Attorneys filed legal actions against the ticket broker in King County Superior Court in August on behalf of ticket buyers with a class-action complaint requesting a jury trial, and on behalf of 16 event producers petitioning the court to appoint a general receiver to seize BPT’s assets.

The customers said tickets they purchased through BPT’s website were not refunded after COVID-19 forced the cancelation and postponement of thousands of events.

Meanwhile, the event producers allege that BPT has not paid them in full for ticket proceeds.
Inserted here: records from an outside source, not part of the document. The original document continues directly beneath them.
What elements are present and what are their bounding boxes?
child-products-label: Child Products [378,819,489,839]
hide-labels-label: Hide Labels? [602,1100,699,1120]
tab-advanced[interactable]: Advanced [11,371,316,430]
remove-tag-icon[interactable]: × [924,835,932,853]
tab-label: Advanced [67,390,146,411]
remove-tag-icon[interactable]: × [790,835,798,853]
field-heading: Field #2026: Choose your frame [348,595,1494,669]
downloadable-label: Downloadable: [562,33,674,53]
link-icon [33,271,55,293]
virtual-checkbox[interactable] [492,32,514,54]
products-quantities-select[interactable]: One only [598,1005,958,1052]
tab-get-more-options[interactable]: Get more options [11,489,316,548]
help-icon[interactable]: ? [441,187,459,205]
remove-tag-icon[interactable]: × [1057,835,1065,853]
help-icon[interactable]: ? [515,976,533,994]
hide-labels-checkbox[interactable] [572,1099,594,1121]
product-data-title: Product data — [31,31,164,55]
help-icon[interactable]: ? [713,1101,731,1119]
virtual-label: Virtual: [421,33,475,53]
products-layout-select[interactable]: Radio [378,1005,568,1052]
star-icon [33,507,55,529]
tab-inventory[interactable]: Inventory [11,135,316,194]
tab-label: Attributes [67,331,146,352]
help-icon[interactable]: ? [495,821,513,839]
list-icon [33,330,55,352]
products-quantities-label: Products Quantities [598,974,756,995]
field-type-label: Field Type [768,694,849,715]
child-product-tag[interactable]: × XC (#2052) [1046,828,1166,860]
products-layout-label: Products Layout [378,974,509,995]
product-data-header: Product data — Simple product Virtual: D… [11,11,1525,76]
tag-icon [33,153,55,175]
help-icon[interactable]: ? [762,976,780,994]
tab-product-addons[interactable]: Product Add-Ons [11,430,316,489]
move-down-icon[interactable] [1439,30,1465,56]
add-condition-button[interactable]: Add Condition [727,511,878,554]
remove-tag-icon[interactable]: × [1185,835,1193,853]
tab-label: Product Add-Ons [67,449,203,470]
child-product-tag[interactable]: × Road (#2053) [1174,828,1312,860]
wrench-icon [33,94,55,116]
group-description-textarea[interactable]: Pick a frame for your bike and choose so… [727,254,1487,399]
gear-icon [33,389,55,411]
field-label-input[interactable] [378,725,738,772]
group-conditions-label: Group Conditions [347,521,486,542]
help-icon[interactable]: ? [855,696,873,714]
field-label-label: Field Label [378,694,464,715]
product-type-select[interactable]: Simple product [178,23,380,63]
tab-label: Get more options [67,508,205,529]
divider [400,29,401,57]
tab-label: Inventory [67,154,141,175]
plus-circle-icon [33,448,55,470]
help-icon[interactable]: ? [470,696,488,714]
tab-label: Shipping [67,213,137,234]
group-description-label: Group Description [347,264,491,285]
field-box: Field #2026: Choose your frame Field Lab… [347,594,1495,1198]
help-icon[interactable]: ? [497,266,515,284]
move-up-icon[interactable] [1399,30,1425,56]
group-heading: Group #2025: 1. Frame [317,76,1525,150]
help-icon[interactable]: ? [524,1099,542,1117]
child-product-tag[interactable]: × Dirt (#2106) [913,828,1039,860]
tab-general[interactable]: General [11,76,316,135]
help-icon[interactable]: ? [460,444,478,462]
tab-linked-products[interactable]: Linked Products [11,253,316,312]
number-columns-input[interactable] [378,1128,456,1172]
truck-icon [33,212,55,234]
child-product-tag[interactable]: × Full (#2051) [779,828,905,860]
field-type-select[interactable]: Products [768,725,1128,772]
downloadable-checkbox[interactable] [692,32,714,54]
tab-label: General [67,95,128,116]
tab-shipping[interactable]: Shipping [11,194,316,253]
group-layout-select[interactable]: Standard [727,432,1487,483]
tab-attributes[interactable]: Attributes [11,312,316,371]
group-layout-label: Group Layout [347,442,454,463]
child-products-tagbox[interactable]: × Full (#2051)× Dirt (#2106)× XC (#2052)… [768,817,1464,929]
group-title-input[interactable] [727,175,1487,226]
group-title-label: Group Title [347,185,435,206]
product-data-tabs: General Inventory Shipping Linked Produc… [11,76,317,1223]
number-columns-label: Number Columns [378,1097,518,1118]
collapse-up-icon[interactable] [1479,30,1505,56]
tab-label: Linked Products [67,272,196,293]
They state in the court petition that they are each a “small performing arts group, community cultural group or entertainer” that entered into an agreement for BPT to sell tickets to their events, and that BPT’s “failure to pay the ticket proceeds to them has caused severe financial hardship and continuing potentially irreparable damage.”

According to the Seattle Times, BPT was once one of the region’s most popular ticket brokers for small- to mid-sized theaters and community organisations because of its lower service fees.

In March, BPT founder and president William Jordan said the firm had “lost control” of its cash flow and had to shut down outgoing payments to everyone.

Jordan said: “We lost control over which payments were able to clear and which weren’t. And we managed to p*** off everybody.”

Between March and September, a database with the Washington state Attorney General’s Office tabulated 489 complaints against BPT.

TheTicketingBusiness has contacted BPT for comment.